The Old Wise One shook his head. “Not she. Not tomorrow.”
Sandwalker lay back, sighing with relief. “I won’t ask about the others. I don’t want to know.”
“That is wise.”
“Then why walk among stars?”
“Why indeed? We have just sung the Tear Song for our dead. You were full of thoughts of the others who died, so we are not angry that you did not join—but the Tear Song is better than such thoughts.”
“It won’t bring them back.”
“Would we wish it?”
“Wish what?” Sandwalker found, with a certain wrench of surprise, that he was angry, and angry at himself for being so. When the Old Wise One did not answer immediately he added, “What are you talking about?” The constellations flashed with icy contempt, ignoring them both.
“I only meant,” the Old Wise One said slowly, “if our song could call back Hatcher and Hunter, would we sing? Returned from death, would we not kill them?” Sandwalker noticed that the Old Wise One seemed younger than he had previously. Ghosts were strange.
And easily offended he remembered. “I’m sorry if I sounded discourteous,” he said as politely as he could. “Hatcher and Hunter were your friends’ names? They were my friends too if I am a shadowfriend, and Bloodyfinger, and Leaves-you-can-eat. We should do something for them too—sit around and tell stories about them until late—but this doesn’t seem like a place where you can do it. I don’t feel good.”
“I understand. You yourself resemble the man you called Bloodyfinger to a marked degree.”
“His mother’s mother and my mother’s were probably sisters or something.”
“You are looking at my comrades, the other Shadow children. Why?”
“Because I never thought of Shadow children having names. I only thought of them as the Shadow children.”
“I know.” The Old Wise One was staring at the sky again, reminding Sandwalker that he had said he could walk there. After what seemed a long time (Sandwalker lay down again, turning on his belly and resting his head on his arms, where he could smell, faintly, the salt tang of his own flesh), he said, “Their names are Foxfire, Swan, and Whistler.”
“Just like people.”
“We had no names before men came out of the sky,” the Old Wise One said dreamily. “We were mostly long, and lived in holes between the roots of trees.”
Sandwalker said, “I thought we were the ones.”
“I am confused,” the Old Wise One admitted. “There are so many of you now and so few of us.”
“You hear our songs?”
“I am made of your songs. Once there was a people using their hands—when they had hands—only to take food; there came among them another who crossed from star to star. Then it was found that the first heard the songs of the second and sent them out again—greater, greater, greater than before. Then the second felt their songs more strongly in all their bones—but touched, perhaps, by the first. Once I was sure I knew who the first were, and the second; now I am no longer sure.”

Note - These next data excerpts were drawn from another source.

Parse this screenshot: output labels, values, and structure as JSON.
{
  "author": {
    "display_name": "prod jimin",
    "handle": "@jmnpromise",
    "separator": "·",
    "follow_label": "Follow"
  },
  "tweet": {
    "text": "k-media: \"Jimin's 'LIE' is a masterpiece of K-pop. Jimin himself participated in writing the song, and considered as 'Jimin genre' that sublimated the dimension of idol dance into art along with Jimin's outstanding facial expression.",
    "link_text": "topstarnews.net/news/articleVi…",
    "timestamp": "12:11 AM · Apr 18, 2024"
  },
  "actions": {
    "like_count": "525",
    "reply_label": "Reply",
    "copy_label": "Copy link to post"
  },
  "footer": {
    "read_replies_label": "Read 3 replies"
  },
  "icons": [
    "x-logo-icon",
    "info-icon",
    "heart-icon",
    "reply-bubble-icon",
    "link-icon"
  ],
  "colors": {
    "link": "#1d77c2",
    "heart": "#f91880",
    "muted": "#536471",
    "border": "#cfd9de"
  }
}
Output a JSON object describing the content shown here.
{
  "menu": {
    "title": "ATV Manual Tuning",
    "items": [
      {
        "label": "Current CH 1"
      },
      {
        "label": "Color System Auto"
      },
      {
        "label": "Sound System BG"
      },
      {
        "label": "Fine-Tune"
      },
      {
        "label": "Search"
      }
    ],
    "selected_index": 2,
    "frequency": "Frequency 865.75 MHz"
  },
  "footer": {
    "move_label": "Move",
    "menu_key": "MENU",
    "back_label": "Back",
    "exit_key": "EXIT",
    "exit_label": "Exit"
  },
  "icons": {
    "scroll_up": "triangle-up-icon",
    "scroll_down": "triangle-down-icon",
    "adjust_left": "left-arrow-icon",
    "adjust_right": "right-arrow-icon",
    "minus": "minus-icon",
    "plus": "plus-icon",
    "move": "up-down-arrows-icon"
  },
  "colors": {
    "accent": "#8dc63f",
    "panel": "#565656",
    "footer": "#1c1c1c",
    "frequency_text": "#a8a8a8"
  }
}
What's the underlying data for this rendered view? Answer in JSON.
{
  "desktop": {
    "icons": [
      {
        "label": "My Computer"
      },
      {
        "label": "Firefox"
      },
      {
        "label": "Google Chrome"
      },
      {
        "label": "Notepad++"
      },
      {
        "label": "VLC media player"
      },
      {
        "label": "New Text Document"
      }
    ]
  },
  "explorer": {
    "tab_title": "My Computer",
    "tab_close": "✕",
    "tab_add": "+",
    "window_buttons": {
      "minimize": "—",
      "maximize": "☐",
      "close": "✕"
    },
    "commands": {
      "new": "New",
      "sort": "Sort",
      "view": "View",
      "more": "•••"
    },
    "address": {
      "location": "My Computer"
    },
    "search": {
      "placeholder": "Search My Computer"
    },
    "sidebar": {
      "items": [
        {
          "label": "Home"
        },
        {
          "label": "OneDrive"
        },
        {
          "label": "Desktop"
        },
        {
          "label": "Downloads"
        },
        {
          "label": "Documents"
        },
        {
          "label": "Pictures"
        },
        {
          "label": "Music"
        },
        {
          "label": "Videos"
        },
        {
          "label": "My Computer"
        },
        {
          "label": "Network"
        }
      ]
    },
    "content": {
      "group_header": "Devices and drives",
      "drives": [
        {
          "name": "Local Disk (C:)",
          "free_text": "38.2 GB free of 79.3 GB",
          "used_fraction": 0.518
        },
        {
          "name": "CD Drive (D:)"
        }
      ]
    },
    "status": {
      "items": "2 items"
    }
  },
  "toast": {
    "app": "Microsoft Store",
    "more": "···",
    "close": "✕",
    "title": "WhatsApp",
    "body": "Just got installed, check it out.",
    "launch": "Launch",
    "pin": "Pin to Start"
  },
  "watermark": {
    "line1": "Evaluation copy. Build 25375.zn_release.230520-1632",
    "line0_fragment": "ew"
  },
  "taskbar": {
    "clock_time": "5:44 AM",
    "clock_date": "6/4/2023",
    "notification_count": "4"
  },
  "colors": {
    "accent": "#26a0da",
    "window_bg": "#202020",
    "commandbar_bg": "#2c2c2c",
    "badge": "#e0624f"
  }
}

“And I am no longer sure of what it is you’re saying,” Sandwalker told him.
“Like a spark from the echoless vault of emptiness,” the Old Wise One continued, “the shining shape slipped steaming into the sea…” But Sandwalker was no longer listening. He had gone to lie between Sweetmouth and Seven Girls Waiting, reaching out a hand to each.
* * *
The next morning, before dawn, the liana was flung down the side of the pit again. This time there was no need for the marsh men to come down into The Other Eye to drive the hill-people up. Someone shouted from the rim and they came, though slowly and unwillingly. At the top Eastwind stood waiting, and Sandwalker, who had climbed with the three remaining Shadow children, asked him, “How were the stars last night?”